In a single sentence order the Supreme Court today rebuffed a plea by Ohio state officials to close early voting in the final three days before the election.
This is a big win for democracy in Ohio. Like we've seen around the country, it's been the courts, and for the first time the Supreme Court, that have halted efforts to restrict the vote.
This case was particularly vulgar in that the GOP tried to frame the lawsuit by the Obama administration to keep early voting for all as an infringement on the rights of veterans to vote early. Kay at Balloon Juice reminds us how it all evolved in Ohio:
The early voting law in Ohio was passed by a bipartisan majority as a response to the incompetent administration of the 2004 presidential election by Republican Ken Blackwell, who is now some sort of pundit-lobbyist-think tank director. We saw long lines and general chaos in 2004. Early voting is an option ALL voters in Ohio had until Republicans restricted it in 2011.
Early voting works. It’s convenient for voters and it takes pressure off polling places on election day. Voters love it. Yet Republicans are working very, very hard to rescind early voting. I’m confident we’ll be able to work around the barriers they’re throwing up, and Husted’s response isn’t shocking to anyone who has been paying attention since 2000, but it’s a battle every single damn day. They set up a barrier, we knock it down, they set up another one.

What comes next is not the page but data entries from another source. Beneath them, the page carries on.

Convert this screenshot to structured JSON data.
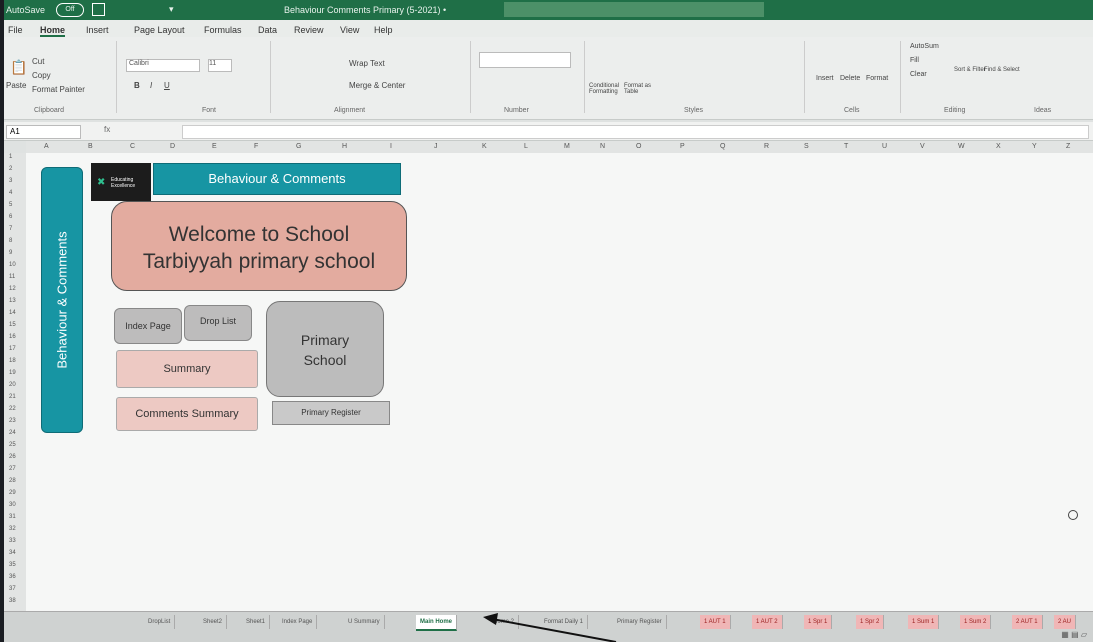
{
  "titlebar": {
    "autosave": "AutoSave",
    "toggle": "Off",
    "doc_title": "Behaviour Comments Primary (5-2021) •"
  },
  "menu": [
    "File",
    "Home",
    "Insert",
    "Page Layout",
    "Formulas",
    "Data",
    "Review",
    "View",
    "Help"
  ],
  "ribbon": {
    "clipboard": {
      "paste": "Paste",
      "cut": "Cut",
      "copy": "Copy",
      "format_painter": "Format Painter",
      "label": "Clipboard"
    },
    "font": {
      "name": "Calibri",
      "size": "11",
      "label": "Font"
    },
    "alignment": {
      "wrap": "Wrap Text",
      "merge": "Merge & Center",
      "label": "Alignment"
    },
    "number": {
      "label": "Number"
    },
    "styles": {
      "conditional": "Conditional Formatting",
      "format_as": "Format as Table",
      "label": "Styles"
    },
    "cells": {
      "insert": "Insert",
      "delete": "Delete",
      "format": "Format",
      "label": "Cells"
    },
    "editing": {
      "autosum": "AutoSum",
      "fill": "Fill",
      "clear": "Clear",
      "sort": "Sort & Filter",
      "find": "Find & Select",
      "label": "Editing"
    },
    "ideas": {
      "label": "Ideas"
    }
  },
  "formula_bar": {
    "name_box": "A1",
    "fx": "fx",
    "value": ""
  },
  "columns": [
    "A",
    "B",
    "C",
    "D",
    "E",
    "F",
    "G",
    "H",
    "I",
    "J",
    "K",
    "L",
    "M",
    "N",
    "O",
    "P",
    "Q",
    "R",
    "S",
    "T",
    "U",
    "V",
    "W",
    "X",
    "Y",
    "Z"
  ],
  "rows": [
    "1",
    "2",
    "3",
    "4",
    "5",
    "6",
    "7",
    "8",
    "9",
    "10",
    "11",
    "12",
    "13",
    "14",
    "15",
    "16",
    "17",
    "18",
    "19",
    "20",
    "21",
    "22",
    "23",
    "24",
    "25",
    "26",
    "27",
    "28",
    "29",
    "30",
    "31",
    "32",
    "33",
    "34",
    "35",
    "36",
    "37",
    "38"
  ],
  "sheet": {
    "side_title": "Behaviour & Comments",
    "logo_text": "Educating Excellence",
    "header": "Behaviour & Comments",
    "welcome_line1": "Welcome to School",
    "welcome_line2": "Tarbiyyah primary school",
    "btn_index": "Index Page",
    "btn_drop": "Drop List",
    "btn_summary": "Summary",
    "btn_comments": "Comments Summary",
    "primary_line1": "Primary",
    "primary_line2": "School",
    "btn_register": "Primary Register"
  },
  "tabs": [
    {
      "label": "DropList",
      "state": "normal"
    },
    {
      "label": "Sheet2",
      "state": "normal"
    },
    {
      "label": "Sheet1",
      "state": "normal"
    },
    {
      "label": "Index Page",
      "state": "normal"
    },
    {
      "label": "U Summary",
      "state": "normal"
    },
    {
      "label": "Main Home",
      "state": "active"
    },
    {
      "label": "Home 2",
      "state": "normal"
    },
    {
      "label": "Format Daily 1",
      "state": "normal"
    },
    {
      "label": "Primary Register",
      "state": "normal"
    },
    {
      "label": "1 AUT 1",
      "state": "red"
    },
    {
      "label": "1 AUT 2",
      "state": "red"
    },
    {
      "label": "1 Spr 1",
      "state": "red"
    },
    {
      "label": "1 Spr 2",
      "state": "red"
    },
    {
      "label": "1 Sum 1",
      "state": "red"
    },
    {
      "label": "1 Sum 2",
      "state": "red"
    },
    {
      "label": "2 AUT 1",
      "state": "red"
    },
    {
      "label": "2 AU",
      "state": "red"
    }
  ]
}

Rick Hasen was right to point out recently that both a federal district court and the US Court of Appeals for the 6th Circuit in this case "seemed to endorse a 'non-retorgression' principle." This is much in line with what Demos Fellow Tova Wang advocates with her "voter inclusion principle."
The freedom to vote is not something that should be left to the partisan machinations of whatever party holds power in statehouses around the country. The Supreme Court was right to block this move.